There are two broad parallelism strategies for distributed deep-learning: data parallelism, where multiple machines work on different subsets of the input data, and model parallelism, where multiple machines train different sections of the neural-network model. SINGA supports both of these strategies, as well as a combination of the two. These strategies do introduce some communication and synchronization overhead, required to coordinate the work among the machines in the cluster. SINGA implements several optimizations to minimize this overhead.
Acceptance as a top-level project means that SINGA has passed several milestones related to software quality and community, which in theory makes the software more attractive as a solution.

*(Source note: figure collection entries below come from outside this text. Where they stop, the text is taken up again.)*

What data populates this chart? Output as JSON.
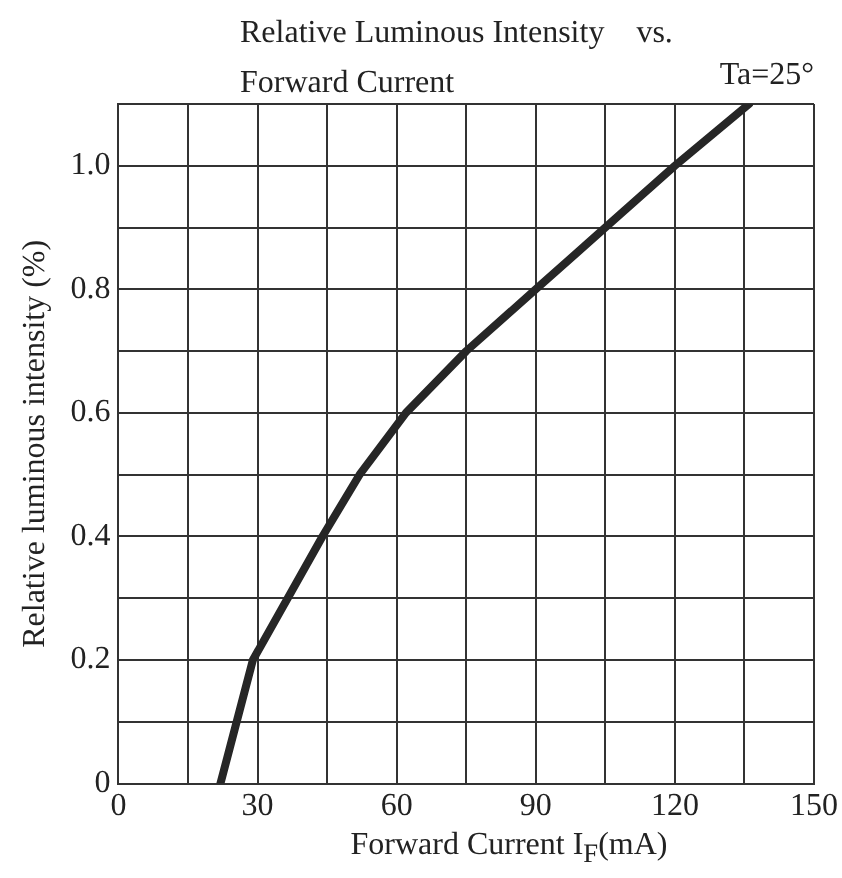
{
  "chart_data": {
    "type": "line",
    "title": "Relative Luminous Intensity    vs. Forward Current",
    "xlabel": "Forward Current   I$_{F}$(mA)",
    "ylabel": "Relative luminous intensity (%)",
    "annotations": [
      "Ta=25°"
    ],
    "x": [
      22,
      29,
      44,
      52,
      62,
      75,
      90,
      105,
      120,
      136
    ],
    "series": [
      {
        "color": "#262626",
        "values": [
          0,
          0.2,
          0.4,
          0.5,
          0.6,
          0.7,
          0.8,
          0.9,
          1.0,
          1.1
        ]
      }
    ],
    "xlim": [
      0,
      150
    ],
    "xticks": [
      0,
      {
        "value": 15,
        "label": null
      },
      30,
      {
        "value": 45,
        "label": null
      },
      60,
      {
        "value": 75,
        "label": null
      },
      90,
      {
        "value": 105,
        "label": null
      },
      120,
      {
        "value": 135,
        "label": null
      },
      150
    ],
    "ylim": [
      0,
      1.1
    ],
    "yticks": [
      0,
      {
        "value": 0.1,
        "label": null
      },
      0.2,
      {
        "value": 0.3,
        "label": null
      },
      0.4,
      {
        "value": 0.5,
        "label": null
      },
      0.6,
      {
        "value": 0.7,
        "label": null
      },
      0.8,
      {
        "value": 0.9,
        "label": null
      },
      {
        "value": 1.0,
        "label": "1.0"
      },
      {
        "value": 1.1,
        "label": null
      }
    ],
    "grid": true,
    "marker": "none",
    "line_style": "solid",
    "legend": false
  }
}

However, one possible barrier to adoption is that instead of building upon an existing API for modeling neural networks, such as Keras, SINGA’s designers chose to implement their own. By contrast, the Horovod framework open-sourced by Uber allows developers to port existing models written for the two most popular deep-learning frameworks, TensorFlow and PyTorch. PyTorch in particular is the framework used in a majority of recent research papers.
ASF has several other top-level distributed-data processing projects that support machine-learning, including Spark and Ignite. Unlike these, SINGA is designed specifically for deep-learning’s large models. ASF is also home to MXNet, a deep-learning framework similar to TensorFlow and PyTorch, which is still in incubator status. AWS touted MXNet as its framework of choice in late 2016, but MXNet still hasn’t achieved widespread popularity, hovering at just under 2% in KDNugget’s polls.
Apache SINGA version 2.0 was released in April, 2019. The source code is available on GitHub, and a list of open issues can be tracked in SINGA’s Jira project. According to ASF, upcoming features include “SINGA-lite for deep learning on edge devices with 5G, and SINGA-easy for making AI usable by domain experts (without deep AI background).